1 Introduction

“Fake news” is a term that has risen to the forefront of the national conservation over the past few years. According to a 2019 Pew Research Center survey,1 Americans rate fake news as a larger problem than violent crime, climate change, and racism (among other categories). In addition—according to the same survey—68% of Americans say that fake news has a big impact on their confidence in government. At its core, fake news is simply defined as news stories that are false or fabricated. Fake news stories can be “propaganda that [are] intentionally designed to mislead the reader” or “clickbait” stories that are designed for “economic incentives.”2

Due to the issue of fake news, verifying the validity of news articles (fact-checking) has become an increasingly important job for news network.
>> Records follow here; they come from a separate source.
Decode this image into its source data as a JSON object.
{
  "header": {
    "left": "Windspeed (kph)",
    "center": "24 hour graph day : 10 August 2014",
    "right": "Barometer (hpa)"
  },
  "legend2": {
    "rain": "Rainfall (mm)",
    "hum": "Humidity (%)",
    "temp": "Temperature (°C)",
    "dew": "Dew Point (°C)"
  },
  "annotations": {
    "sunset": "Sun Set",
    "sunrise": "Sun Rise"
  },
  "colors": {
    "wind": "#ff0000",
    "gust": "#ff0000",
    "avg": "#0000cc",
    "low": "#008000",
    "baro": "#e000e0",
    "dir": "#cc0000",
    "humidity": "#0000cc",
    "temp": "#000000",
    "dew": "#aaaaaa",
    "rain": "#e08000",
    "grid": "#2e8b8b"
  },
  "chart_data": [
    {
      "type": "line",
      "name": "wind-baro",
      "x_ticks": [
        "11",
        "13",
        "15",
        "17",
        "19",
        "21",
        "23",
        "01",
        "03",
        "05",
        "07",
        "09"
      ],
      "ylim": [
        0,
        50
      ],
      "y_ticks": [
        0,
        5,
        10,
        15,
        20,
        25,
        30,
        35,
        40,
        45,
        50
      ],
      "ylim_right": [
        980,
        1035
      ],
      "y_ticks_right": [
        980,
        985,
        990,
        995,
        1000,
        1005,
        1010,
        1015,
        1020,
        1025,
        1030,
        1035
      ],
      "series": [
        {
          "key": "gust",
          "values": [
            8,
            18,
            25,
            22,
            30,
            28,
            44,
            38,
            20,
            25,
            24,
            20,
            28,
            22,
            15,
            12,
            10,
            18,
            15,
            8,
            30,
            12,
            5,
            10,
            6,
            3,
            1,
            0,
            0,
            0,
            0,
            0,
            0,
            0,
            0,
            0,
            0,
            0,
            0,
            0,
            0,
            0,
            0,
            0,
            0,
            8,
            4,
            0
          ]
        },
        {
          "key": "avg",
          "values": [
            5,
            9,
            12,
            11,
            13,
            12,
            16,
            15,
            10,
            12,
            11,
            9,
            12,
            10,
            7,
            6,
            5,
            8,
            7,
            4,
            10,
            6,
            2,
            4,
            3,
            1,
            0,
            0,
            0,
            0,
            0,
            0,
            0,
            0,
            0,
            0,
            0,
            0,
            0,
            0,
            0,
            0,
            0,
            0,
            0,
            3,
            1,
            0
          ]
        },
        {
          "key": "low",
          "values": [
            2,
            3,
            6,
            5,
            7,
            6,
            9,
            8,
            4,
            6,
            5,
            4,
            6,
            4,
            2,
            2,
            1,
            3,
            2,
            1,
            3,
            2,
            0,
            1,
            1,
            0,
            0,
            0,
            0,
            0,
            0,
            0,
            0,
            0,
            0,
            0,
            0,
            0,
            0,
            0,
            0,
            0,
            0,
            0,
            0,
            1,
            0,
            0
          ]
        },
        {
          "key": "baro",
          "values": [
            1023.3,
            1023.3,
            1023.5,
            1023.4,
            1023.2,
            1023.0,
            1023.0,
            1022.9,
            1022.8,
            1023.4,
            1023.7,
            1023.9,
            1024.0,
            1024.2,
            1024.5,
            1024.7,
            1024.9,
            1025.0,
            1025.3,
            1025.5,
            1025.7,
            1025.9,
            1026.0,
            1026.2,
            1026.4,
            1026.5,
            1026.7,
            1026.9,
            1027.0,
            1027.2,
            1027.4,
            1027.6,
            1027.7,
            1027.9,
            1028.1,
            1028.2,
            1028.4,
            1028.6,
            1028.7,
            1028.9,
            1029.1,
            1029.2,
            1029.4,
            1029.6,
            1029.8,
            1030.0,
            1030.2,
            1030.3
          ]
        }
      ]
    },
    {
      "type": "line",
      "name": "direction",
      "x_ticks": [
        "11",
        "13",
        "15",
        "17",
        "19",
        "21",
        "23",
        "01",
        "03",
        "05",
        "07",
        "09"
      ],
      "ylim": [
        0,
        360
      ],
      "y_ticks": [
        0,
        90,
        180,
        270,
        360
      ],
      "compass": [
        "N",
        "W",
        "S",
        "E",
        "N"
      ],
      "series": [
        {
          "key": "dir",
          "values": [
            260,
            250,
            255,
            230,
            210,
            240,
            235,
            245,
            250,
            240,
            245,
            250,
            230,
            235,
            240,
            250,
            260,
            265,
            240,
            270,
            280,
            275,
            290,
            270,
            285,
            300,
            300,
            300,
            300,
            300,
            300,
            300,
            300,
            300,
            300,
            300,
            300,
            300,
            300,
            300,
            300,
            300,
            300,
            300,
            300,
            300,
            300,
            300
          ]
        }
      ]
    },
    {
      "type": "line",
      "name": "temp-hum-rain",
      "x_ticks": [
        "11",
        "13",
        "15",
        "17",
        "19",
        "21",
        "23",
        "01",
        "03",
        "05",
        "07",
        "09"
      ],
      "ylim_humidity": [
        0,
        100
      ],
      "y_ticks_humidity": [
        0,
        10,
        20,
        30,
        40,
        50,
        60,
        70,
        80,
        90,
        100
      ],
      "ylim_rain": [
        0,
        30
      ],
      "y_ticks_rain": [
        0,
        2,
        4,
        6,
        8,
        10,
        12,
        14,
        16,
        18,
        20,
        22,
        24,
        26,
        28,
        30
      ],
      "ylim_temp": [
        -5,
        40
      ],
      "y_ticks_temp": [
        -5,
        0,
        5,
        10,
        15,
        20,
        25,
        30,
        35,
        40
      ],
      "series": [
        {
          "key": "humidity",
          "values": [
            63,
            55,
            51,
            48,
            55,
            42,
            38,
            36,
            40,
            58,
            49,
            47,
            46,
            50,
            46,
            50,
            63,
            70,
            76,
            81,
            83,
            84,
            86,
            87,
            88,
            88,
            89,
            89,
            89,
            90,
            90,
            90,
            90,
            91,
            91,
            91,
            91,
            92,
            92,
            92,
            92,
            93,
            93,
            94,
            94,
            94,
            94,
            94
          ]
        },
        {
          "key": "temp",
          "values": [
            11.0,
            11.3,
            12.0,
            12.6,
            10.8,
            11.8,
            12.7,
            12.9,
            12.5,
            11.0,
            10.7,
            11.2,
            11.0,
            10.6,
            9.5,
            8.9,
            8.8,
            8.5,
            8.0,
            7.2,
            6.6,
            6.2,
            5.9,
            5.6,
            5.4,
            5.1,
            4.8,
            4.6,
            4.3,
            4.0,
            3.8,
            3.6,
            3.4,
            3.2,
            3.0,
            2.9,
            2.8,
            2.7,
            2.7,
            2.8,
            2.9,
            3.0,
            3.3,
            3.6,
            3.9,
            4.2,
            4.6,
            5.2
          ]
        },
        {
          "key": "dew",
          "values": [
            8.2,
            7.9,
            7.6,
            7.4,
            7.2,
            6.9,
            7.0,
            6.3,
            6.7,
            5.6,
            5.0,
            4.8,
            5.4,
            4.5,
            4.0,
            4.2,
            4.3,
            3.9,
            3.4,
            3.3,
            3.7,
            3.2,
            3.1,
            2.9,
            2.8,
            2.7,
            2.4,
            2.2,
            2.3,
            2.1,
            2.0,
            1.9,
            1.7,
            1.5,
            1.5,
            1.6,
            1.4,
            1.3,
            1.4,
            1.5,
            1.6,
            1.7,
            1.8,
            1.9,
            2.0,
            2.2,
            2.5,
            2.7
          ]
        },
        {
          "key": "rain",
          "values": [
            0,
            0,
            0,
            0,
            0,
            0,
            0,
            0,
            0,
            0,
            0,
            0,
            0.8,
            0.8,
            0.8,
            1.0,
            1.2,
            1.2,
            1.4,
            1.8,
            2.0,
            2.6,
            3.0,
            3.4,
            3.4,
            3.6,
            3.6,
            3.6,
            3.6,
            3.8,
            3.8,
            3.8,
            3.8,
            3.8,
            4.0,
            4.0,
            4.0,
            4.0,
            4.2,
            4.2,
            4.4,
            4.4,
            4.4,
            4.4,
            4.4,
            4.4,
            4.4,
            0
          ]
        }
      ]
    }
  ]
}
This can be seen in the last 2020 presidential debate between Joe Biden and Donald Trump, where multiple news sources (e.g. the New York Times3) reported on the validity of each candidate’s claims. Websites such as Snopes4 and PolitiFact5 do this fact-checking on a daily basis. The dataset used in this project comes from the fact-checking website PolitiFact (see Section 3).
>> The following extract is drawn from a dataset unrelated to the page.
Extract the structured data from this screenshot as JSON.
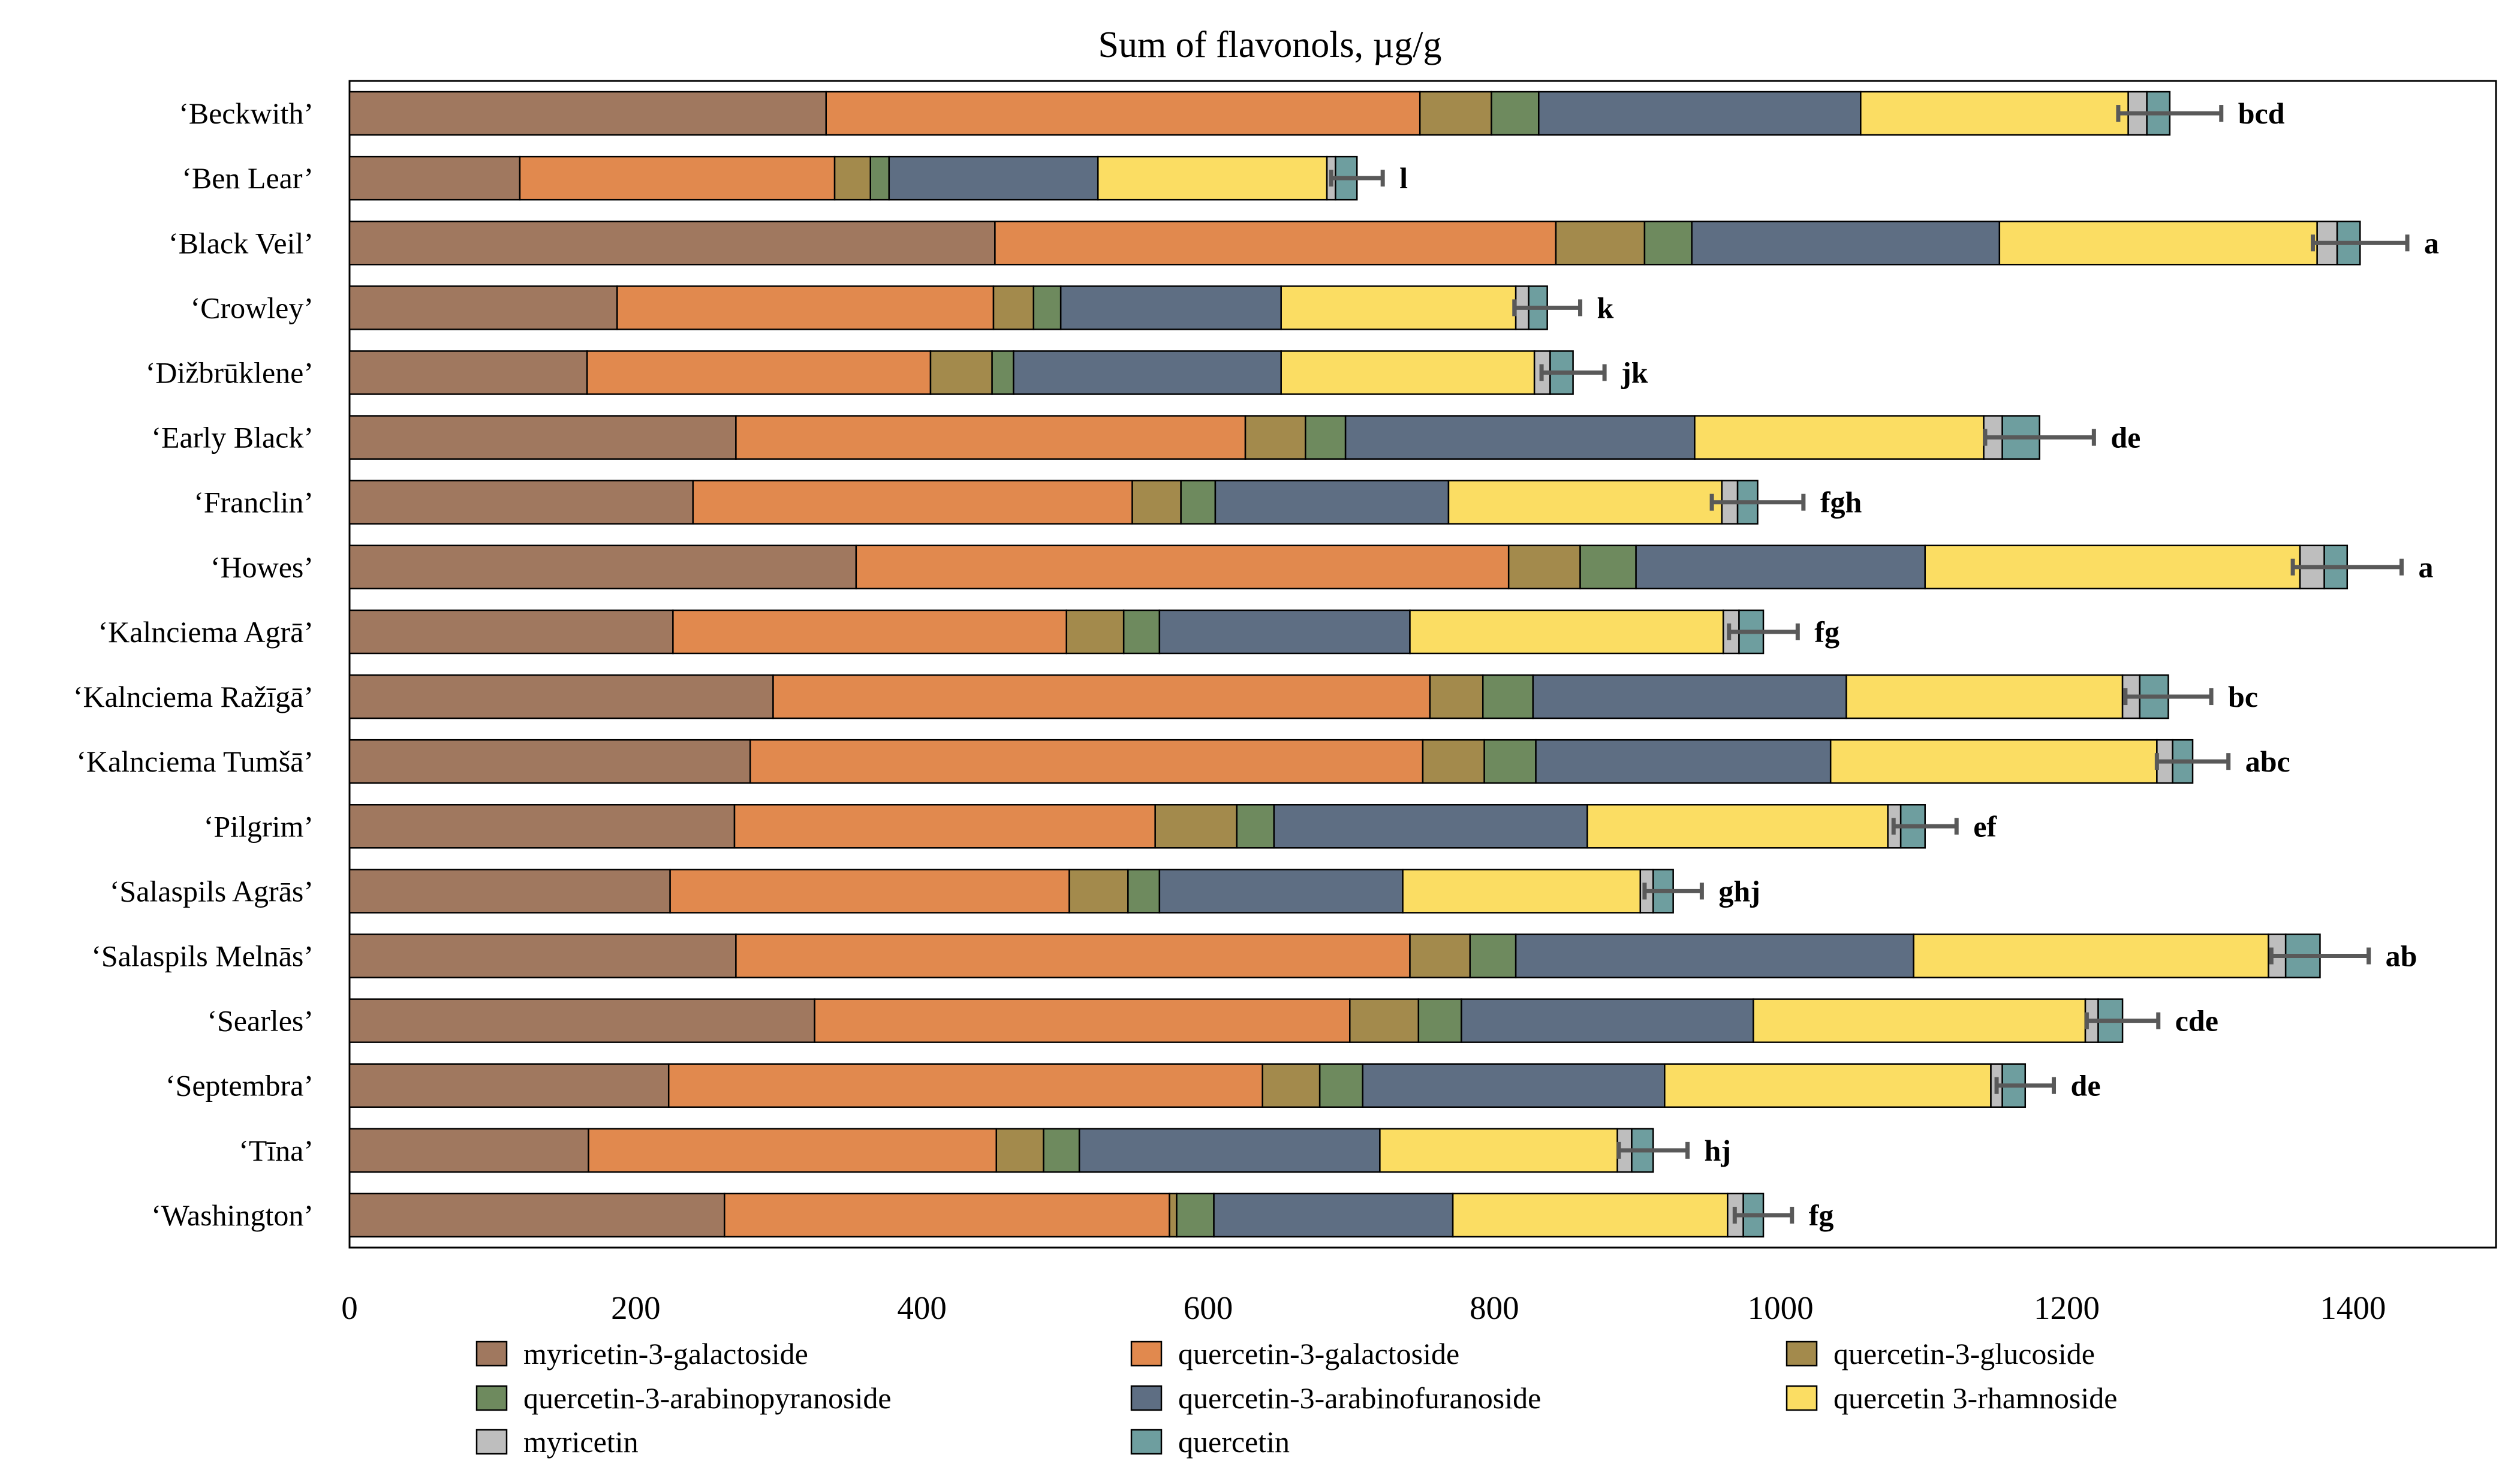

However, fact-checking is not perfect. There exist limitations from fact-checking websites like PolitiFact, such as confirmation bias: “people may not be likely to fact-check a story that aligns with their pre-existing beliefs.”6 Additionally, manual fact-checking is a time-intensive process. Thus, there is motivation to provide another source of fake news assessment: a statistical model that aims to predict fake news using Natural Language Processing. Designing a model that does so is the goal of this project.